The Good Country Index isn’t interested in how well countries are doing, it’s interested in how much they are doing.

Do we need another country index?

Almost all other indexes measure country performance in isolation: whether it’s economic growth, stability, justice, transparency, good governance, productivity, democracy, freedom, or even happiness, it’s mostly measured as internal performance. The Good Country Index tries to measure the global impacts of policies and behaviours: what they contribute to the “global commons”, and what they take away. This forms a truer and more realistic global balance-sheet than one which carries on pretending that each country sits on its own private planet. The concept of the Good Country is all about encouraging populations and their governments to be more outward looking, and to consider the international consequences of their national behaviour.

What do you mean, “good”?

Try thinking of “good” as a measure of how much a country contributes to the common good.

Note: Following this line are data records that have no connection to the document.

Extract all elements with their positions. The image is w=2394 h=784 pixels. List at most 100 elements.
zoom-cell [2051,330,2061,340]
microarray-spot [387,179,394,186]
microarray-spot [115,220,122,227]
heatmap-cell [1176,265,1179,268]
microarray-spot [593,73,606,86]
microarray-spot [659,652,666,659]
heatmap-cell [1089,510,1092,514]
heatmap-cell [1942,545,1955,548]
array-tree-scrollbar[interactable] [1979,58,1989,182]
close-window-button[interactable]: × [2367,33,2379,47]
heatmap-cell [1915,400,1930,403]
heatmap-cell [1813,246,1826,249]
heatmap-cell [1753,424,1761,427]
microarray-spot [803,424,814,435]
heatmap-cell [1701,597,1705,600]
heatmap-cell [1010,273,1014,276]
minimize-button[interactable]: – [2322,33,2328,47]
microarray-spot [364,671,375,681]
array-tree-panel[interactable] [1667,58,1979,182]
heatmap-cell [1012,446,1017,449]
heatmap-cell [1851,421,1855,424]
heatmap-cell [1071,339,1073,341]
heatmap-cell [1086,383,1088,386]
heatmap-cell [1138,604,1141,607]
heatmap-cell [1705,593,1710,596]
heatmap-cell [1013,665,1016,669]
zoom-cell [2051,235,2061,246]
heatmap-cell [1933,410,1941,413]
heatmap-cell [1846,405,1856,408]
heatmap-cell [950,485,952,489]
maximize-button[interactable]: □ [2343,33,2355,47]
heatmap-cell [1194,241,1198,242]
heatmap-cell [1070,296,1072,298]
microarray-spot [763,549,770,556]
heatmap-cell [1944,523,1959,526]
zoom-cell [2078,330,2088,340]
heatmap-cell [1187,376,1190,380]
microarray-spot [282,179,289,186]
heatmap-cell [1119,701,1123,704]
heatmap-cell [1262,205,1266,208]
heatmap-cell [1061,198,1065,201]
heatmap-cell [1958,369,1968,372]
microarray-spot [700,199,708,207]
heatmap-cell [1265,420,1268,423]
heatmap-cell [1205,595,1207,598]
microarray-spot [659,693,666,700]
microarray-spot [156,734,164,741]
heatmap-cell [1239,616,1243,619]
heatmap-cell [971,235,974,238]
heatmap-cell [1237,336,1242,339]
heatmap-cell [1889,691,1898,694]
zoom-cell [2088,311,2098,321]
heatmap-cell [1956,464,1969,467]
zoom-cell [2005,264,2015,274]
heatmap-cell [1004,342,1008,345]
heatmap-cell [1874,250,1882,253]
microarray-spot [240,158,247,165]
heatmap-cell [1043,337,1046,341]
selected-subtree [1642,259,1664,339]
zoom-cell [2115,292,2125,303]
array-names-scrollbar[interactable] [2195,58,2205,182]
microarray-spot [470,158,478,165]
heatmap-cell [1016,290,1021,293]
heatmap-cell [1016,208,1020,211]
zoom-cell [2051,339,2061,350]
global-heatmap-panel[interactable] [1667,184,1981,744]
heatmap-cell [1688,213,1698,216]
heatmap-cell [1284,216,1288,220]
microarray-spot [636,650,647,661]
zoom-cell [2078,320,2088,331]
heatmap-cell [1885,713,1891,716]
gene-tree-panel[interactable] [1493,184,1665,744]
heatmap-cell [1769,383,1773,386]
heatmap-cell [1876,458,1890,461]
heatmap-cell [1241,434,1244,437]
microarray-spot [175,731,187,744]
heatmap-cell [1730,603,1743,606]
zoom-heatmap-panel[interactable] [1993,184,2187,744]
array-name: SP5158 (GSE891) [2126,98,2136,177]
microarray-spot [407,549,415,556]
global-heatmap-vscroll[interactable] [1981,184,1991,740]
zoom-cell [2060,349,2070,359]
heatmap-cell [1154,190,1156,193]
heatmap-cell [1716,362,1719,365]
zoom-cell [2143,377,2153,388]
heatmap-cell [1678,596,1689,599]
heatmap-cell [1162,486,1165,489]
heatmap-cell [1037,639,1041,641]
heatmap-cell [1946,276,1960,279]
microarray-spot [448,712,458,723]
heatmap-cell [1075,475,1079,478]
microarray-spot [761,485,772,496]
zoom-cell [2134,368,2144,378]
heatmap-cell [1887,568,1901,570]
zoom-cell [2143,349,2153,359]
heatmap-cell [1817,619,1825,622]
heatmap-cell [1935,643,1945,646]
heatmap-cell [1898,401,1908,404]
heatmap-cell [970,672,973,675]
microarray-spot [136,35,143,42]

So in this context “good” means the opposite of “selfish”, not the opposite of “bad”. The Good Country Index isn’t trying to make any moral judgments: it just measures, as objectively as possible, what each country contributes to the common good, and what it takes away, relative to its size. We've found that the importance of this is something most people in most cultures can agree on. It certainly helps that every major religion teaches the same truths: that it's our responsibility to look after the planet, and that all men and women are our brothers and sisters. 

Who’s behind this?

The 'Good Country' concept and the Good Country Index were developed by Simon Anholt. The Index was built by Dr Robert Govers with support from several other organisations, and funded by Simon Anholt.